Ecco perché è importante partire dallo studio delle differenze di genere per arrivare a risposte cucite su misura per la persona.
L’impegno delle aziende è rivolto anche al diversity management, che non va inteso solo come diversità di genere ma anche come diversità di esigenze, situazioni familiari, patologie, cure e terapie.
Nel nostro Paese l’approccio della Medicina di genere è ormai un dato acquisito. Un significativo passo in tal senso è stato fatto con l’adozione del “Piano per l’applicazione e la diffusione della Medicina di genere”, nato dall’impegno congiunto del Ministero della Salute e del Centro di riferimento per la Medicina di genere dell’Istituto Superiore di Sanità con l’obiettivo di promuoverne la diffusione sulla base di quattro principi cardini: approccio interdisciplinare, ricerca, formazione e aggiornamento professionale, informazione.

Raffaella Michieli della Società Italiana di Medicina Generale e delle Cure Primarie ha insistito molto sull’adozione del Piano e su quanto i quattro principi andranno a modificare l’approccio dei medici di medicina generale, i primi a entrare in contatto con i pazienti.

Michieli ha insistito inoltre sul ruolo della prevenzione, che deve essere diversa per uomini e donne e che per queste ultime deve tenere conto anche delle mutevoli fasi della vita.
Ha ricordato, altresì, che le donne immigrate fanno poca prevenzione e conoscono poco le strutture e gli screening (l’adesione allo screening mammografico, per esempio, è oltre il 70% nelle donne italiane e il 58% nelle straniere).

Un ultimo aspetto ricordato da Michieli è la cronicità delle patologie, fenomeno in crescita anche per il progressivo allungamento dell’età media, che interessano in prevalenza le donne (11 donne contro 9 uomini), le quali, tra l’altro, sono chiamate a farsi prendersi cura dei propri familiari malati e della conseguente necessità di una revisione-implementazione del citato Piano.

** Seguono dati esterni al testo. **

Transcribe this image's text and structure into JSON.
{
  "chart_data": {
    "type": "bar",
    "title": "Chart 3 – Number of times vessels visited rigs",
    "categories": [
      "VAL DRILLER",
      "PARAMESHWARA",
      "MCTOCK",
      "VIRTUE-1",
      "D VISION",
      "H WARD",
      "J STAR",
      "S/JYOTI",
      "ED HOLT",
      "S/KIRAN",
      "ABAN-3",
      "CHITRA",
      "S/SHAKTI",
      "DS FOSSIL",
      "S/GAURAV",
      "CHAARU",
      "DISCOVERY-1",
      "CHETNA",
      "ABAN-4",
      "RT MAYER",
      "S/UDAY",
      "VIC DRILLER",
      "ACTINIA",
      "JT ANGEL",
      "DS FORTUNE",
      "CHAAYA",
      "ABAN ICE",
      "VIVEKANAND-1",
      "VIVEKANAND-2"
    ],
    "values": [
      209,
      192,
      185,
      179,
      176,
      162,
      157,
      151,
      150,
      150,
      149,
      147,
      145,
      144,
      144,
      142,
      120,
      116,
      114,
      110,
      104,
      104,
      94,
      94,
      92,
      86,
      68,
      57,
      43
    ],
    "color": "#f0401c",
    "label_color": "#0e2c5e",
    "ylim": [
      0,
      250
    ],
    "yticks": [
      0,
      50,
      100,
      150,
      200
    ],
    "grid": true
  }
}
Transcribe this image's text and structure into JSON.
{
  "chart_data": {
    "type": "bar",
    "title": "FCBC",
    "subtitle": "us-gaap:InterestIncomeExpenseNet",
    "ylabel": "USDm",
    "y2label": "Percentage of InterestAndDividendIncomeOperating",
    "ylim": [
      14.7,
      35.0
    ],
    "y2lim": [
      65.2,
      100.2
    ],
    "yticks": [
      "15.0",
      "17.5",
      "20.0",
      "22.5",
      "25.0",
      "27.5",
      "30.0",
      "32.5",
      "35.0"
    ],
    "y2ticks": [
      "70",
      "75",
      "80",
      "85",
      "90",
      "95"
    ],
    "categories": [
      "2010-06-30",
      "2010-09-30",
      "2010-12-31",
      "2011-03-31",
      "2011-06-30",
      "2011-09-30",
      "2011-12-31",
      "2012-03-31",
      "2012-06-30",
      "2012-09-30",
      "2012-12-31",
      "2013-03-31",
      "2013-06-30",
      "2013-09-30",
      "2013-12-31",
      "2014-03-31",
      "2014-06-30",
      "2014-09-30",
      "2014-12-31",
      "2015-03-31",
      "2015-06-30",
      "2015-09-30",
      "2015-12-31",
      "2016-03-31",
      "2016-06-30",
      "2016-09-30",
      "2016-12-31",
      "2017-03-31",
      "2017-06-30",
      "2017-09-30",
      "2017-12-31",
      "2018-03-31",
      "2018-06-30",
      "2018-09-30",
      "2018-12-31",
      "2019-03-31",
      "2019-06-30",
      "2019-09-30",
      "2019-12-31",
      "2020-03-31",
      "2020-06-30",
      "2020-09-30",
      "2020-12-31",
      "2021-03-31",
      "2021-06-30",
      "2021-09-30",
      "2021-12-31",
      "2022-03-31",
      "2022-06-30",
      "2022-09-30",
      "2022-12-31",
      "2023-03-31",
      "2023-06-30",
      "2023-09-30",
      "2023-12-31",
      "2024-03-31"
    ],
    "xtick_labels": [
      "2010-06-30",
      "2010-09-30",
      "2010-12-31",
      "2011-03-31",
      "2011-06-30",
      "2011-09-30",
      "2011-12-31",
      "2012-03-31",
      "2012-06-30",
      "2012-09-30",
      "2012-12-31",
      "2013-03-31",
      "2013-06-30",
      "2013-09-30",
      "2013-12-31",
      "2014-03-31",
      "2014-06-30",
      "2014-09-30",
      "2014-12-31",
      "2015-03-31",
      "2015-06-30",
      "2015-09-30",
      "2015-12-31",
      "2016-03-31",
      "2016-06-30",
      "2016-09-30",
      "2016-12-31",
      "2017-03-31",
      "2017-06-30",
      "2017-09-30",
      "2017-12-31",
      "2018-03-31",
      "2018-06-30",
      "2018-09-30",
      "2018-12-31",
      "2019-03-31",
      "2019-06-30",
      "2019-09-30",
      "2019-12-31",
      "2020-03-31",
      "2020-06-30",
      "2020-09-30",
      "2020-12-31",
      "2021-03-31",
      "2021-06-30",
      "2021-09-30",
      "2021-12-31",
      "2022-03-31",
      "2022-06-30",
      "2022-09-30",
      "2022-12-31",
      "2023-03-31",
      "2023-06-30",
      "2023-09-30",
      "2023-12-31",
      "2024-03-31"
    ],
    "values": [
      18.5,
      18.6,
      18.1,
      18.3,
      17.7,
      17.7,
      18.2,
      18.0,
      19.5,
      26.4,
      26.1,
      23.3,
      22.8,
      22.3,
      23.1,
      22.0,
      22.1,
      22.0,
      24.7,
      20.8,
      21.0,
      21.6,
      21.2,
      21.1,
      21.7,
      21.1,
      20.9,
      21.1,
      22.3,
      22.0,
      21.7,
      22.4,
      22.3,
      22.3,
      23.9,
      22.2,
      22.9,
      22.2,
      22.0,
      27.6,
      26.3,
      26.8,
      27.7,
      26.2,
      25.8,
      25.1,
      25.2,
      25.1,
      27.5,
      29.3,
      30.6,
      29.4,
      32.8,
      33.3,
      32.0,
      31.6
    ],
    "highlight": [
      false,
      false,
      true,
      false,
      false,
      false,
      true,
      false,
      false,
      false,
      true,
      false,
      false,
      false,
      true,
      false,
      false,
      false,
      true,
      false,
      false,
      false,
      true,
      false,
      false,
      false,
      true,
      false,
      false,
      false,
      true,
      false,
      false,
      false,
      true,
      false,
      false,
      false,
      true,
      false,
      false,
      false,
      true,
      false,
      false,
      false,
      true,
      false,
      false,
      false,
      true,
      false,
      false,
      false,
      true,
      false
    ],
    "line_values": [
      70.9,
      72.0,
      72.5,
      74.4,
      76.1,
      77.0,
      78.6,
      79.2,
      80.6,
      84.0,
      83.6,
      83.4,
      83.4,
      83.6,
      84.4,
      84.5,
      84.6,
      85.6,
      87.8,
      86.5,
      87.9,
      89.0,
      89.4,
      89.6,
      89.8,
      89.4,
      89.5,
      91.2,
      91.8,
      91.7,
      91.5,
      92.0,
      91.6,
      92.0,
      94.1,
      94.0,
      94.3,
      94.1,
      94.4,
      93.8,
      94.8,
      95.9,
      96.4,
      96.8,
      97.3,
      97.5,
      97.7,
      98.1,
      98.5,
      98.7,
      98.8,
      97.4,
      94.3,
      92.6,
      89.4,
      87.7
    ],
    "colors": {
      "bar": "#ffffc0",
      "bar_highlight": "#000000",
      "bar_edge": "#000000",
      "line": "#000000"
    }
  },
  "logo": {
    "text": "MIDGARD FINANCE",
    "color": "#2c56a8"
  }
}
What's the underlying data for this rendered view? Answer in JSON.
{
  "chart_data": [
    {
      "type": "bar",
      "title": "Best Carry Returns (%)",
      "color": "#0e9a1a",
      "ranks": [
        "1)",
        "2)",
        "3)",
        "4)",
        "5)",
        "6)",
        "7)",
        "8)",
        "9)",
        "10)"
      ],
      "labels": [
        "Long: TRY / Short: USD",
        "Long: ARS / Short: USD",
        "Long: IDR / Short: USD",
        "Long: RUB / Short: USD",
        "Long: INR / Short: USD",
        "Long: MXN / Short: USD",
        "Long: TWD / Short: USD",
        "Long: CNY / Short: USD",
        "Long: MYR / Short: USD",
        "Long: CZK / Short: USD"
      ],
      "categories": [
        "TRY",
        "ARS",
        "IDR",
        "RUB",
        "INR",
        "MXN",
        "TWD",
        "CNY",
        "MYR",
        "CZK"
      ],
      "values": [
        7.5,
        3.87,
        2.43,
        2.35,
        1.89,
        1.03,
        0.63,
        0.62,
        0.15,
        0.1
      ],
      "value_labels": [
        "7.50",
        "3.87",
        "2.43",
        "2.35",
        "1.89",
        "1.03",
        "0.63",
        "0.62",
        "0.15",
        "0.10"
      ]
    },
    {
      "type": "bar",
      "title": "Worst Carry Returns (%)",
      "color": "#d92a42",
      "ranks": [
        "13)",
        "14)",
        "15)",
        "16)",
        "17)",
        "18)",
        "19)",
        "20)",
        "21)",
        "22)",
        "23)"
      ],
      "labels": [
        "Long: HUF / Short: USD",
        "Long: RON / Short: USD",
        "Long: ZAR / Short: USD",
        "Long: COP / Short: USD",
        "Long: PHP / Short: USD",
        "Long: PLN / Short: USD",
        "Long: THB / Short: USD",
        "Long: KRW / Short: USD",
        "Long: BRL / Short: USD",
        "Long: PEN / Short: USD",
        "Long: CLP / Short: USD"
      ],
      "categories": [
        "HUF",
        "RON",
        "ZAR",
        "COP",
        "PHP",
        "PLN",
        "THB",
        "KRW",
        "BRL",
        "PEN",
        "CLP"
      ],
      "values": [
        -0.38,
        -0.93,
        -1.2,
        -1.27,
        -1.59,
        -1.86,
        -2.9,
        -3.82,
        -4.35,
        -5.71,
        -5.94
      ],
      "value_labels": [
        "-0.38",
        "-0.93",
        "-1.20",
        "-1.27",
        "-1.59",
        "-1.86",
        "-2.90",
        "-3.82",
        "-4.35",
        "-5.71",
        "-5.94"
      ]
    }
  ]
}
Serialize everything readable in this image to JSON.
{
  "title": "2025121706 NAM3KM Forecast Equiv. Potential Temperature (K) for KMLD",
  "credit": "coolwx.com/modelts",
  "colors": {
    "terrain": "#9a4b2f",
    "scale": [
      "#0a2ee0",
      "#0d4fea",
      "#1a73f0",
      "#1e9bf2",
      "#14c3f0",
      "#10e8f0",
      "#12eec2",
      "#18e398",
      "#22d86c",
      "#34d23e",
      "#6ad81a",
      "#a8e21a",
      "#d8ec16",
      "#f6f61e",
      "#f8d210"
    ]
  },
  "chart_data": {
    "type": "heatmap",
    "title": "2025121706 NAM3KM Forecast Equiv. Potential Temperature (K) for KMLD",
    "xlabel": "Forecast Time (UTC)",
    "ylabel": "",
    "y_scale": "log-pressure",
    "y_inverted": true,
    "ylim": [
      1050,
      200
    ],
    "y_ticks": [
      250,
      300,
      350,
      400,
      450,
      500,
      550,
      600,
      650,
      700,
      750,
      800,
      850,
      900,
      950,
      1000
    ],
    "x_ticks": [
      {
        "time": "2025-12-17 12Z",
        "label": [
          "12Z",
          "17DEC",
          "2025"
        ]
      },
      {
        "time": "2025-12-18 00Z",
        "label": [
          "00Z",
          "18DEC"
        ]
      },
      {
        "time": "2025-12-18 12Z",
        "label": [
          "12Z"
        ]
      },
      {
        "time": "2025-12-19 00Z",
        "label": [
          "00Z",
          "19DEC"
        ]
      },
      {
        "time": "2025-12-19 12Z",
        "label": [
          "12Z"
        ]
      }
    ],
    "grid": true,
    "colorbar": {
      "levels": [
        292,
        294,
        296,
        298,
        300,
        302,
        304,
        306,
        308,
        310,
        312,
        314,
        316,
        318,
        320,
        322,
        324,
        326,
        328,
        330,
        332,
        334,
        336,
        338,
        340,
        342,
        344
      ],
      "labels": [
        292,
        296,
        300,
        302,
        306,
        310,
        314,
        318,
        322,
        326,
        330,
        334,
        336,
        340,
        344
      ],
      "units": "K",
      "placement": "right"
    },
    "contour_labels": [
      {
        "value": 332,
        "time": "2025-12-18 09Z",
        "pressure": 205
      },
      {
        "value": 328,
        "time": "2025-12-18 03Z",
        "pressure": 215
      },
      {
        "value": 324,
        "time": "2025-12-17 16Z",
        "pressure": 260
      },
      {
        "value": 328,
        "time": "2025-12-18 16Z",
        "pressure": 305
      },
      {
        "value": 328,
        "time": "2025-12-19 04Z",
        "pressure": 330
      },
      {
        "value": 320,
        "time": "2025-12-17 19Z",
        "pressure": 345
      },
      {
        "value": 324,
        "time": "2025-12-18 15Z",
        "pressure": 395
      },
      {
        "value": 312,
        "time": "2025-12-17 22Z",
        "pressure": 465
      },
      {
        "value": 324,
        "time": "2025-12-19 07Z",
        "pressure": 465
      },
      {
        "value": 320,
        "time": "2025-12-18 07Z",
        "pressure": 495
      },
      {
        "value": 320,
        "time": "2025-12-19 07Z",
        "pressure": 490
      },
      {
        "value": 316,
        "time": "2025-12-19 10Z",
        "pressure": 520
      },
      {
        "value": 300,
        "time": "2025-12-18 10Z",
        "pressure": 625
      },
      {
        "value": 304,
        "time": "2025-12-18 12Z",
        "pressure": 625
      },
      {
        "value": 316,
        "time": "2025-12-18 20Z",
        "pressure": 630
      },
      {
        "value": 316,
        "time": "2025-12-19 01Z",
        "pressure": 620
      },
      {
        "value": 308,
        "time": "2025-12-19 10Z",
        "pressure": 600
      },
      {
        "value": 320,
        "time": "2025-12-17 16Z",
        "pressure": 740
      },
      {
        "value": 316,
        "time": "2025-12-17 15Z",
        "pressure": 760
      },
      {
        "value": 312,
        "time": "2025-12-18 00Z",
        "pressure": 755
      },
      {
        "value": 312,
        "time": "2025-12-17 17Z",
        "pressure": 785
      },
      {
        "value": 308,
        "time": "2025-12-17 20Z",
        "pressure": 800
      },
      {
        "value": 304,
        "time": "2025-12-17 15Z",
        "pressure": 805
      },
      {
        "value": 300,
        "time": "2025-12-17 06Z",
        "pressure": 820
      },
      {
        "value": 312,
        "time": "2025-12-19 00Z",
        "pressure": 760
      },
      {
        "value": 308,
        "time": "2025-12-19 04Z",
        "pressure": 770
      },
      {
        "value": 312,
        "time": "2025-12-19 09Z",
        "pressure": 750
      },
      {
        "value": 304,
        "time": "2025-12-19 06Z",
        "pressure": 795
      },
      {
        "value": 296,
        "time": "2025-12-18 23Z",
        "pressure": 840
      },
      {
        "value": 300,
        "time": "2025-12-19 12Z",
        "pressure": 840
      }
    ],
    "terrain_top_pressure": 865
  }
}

«La medicina di precisione è nata e si sta sviluppando insieme al numero di informazioni genetiche e molecolari via via disponibili», ha sostenuto Alessandra Carè, responsabile del Centro di riferimento per la medicina di genere dell’Istituto Superiore di Sanità.
«L’ISS da anni fa ricerca in tal senso, anche se gli studi clinici sono ancora molto sbilanciati. Siamo ancora al primo passo: se l’Italia con il suo percorso istitutivo della medicina di genere è all’avanguardia nel mondo, va ancora istituito un “osservatorio”.

Il 28 gennaio 2020 parteciperemo alla prima riunione con le regioni per capire quale percorso intraprendere.
Tuttavia, risultano ancora imprescindibili i percorsi di formazione e informazione perché la medicina di genere è ancora confinata in ambiti molto focalizzati sebbene, soprattutto in ambito oncologico, la target therapy abbia dato risultati importanti.
Gli studi hanno, per esempio, evidenziato una maggiore reattività femminile ad alcuni tumori come il melanoma, dove la mortalità nell’uomo è del 4,1% e quella delle donne dell’1,7%.

Lo studio delle differenze di genere nello sviluppo e nella cura dei tumori, attraverso il riconoscimento dell’attività degli ormoni sessuali come fattori di crescita per i tumori al seno e alla prostata, ha rappresentato uno dei primi esempi di medicina di precisione.
In questo ambito sono stati infatti identificati diversi geni, e le relative mutazioni, che predispongono o causano l’insorgenza di un tumore, come nel caso dei geni BRCA 1 e 2 per cancro a seno e ovaie.
Stanti i progressi degli ultimi anni, siamo solo all’inizio di questa “nuova era” della medicina, per il cui sviluppo servirà un forte impegno unito a investimento economici adeguati.